We will use the lda package for topic modeling. Several models for different numbers of topics and alpha values are generated and compared. The best is chosen and the results are printed.

from tmtoolkit.topicmod import tm_lda
import lda  # for the Reuters dataset

import matplotlib.pyplot as plt
plt.style.use('ggplot')

doc_labels = lda.datasets.load_reuters_titles()
vocab = lda.datasets.load_reuters_vocab()
dtm = lda.datasets.load_reuters()

# evaluate topic models with different parameters
const_params = dict(n_iter=100, random_state=1)  # low number of iter. just for showing how it works here
varying_params = [dict(n_topics=k, alpha=1.0/k) for k in range(10, 251, 10)]

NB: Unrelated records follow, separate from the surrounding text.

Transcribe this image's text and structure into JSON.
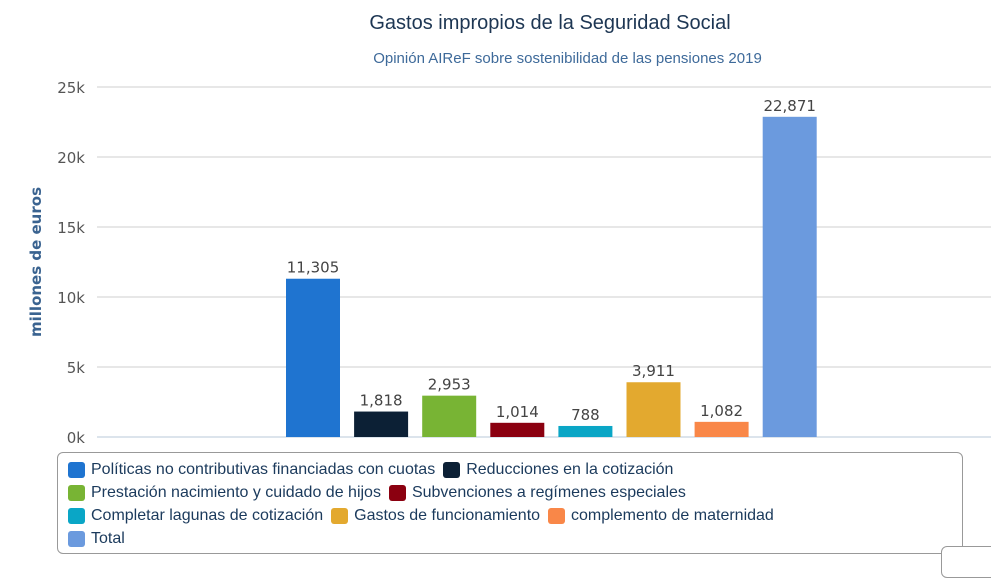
{
  "chart_data": {
    "type": "bar",
    "title": "Gastos impropios de la Seguridad Social",
    "subtitle": "Opinión AIReF sobre sostenibilidad de las pensiones 2019",
    "ylabel": "millones de euros",
    "xlabel": "",
    "ylim": [
      0,
      25000
    ],
    "yticks": [
      "0k",
      "5k",
      "10k",
      "15k",
      "20k",
      "25k"
    ],
    "grid": true,
    "legend_position": "bottom",
    "series": [
      {
        "name": "Políticas no contributivas financiadas con cuotas",
        "value": 11305,
        "label": "11,305",
        "color": "#1f74d0"
      },
      {
        "name": "Reducciones en la cotización",
        "value": 1818,
        "label": "1,818",
        "color": "#0c2035"
      },
      {
        "name": "Prestación nacimiento y cuidado de hijos",
        "value": 2953,
        "label": "2,953",
        "color": "#78b434"
      },
      {
        "name": "Subvenciones a regímenes especiales",
        "value": 1014,
        "label": "1,014",
        "color": "#8b0010"
      },
      {
        "name": "Completar lagunas de cotización",
        "value": 788,
        "label": "788",
        "color": "#0aa6c6"
      },
      {
        "name": "Gastos de funcionamiento",
        "value": 3911,
        "label": "3,911",
        "color": "#e3a92f"
      },
      {
        "name": "complemento de maternidad",
        "value": 1082,
        "label": "1,082",
        "color": "#f98748"
      },
      {
        "name": "Total",
        "value": 22871,
        "label": "22,871",
        "color": "#6b9ade"
      }
    ]
  }
}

# this will evaluate 25 models (with n_topics = 10, 20, .. 250) in parallel
models = tm_lda.evaluate_topic_models(dtm, varying_params, const_params,
                                      return_models=True)

# plot the results
# note that since we used a low number of iterations, the plot looks quite "unstable"
# for the given metrics.
from tmtoolkit.topicmod.visualize import plot_eval_results
from tmtoolkit.topicmod.evaluate import results_by_parameter

results_by_n_topics = results_by_parameter(models, 'n_topics')
plot_eval_results(results_by_n_topics)
plt.show()

# the peak seems to be around n_topics == 140
from tmtoolkit.topicmod.model_io import print_ldamodel_topic_words, print_ldamodel_doc_topics

best_model = dict(results_by_n_topics)[140]['model']
print_ldamodel_topic_words(best_model.topic_word_, vocab)
print_ldamodel_doc_topics(best_model.doc_topic_, doc_labels)

More examples can be found in the examples directory.

Example data

The provided samples in examples/data come from:

License

Code licensed under Apache License 2.0. See LICENSE file.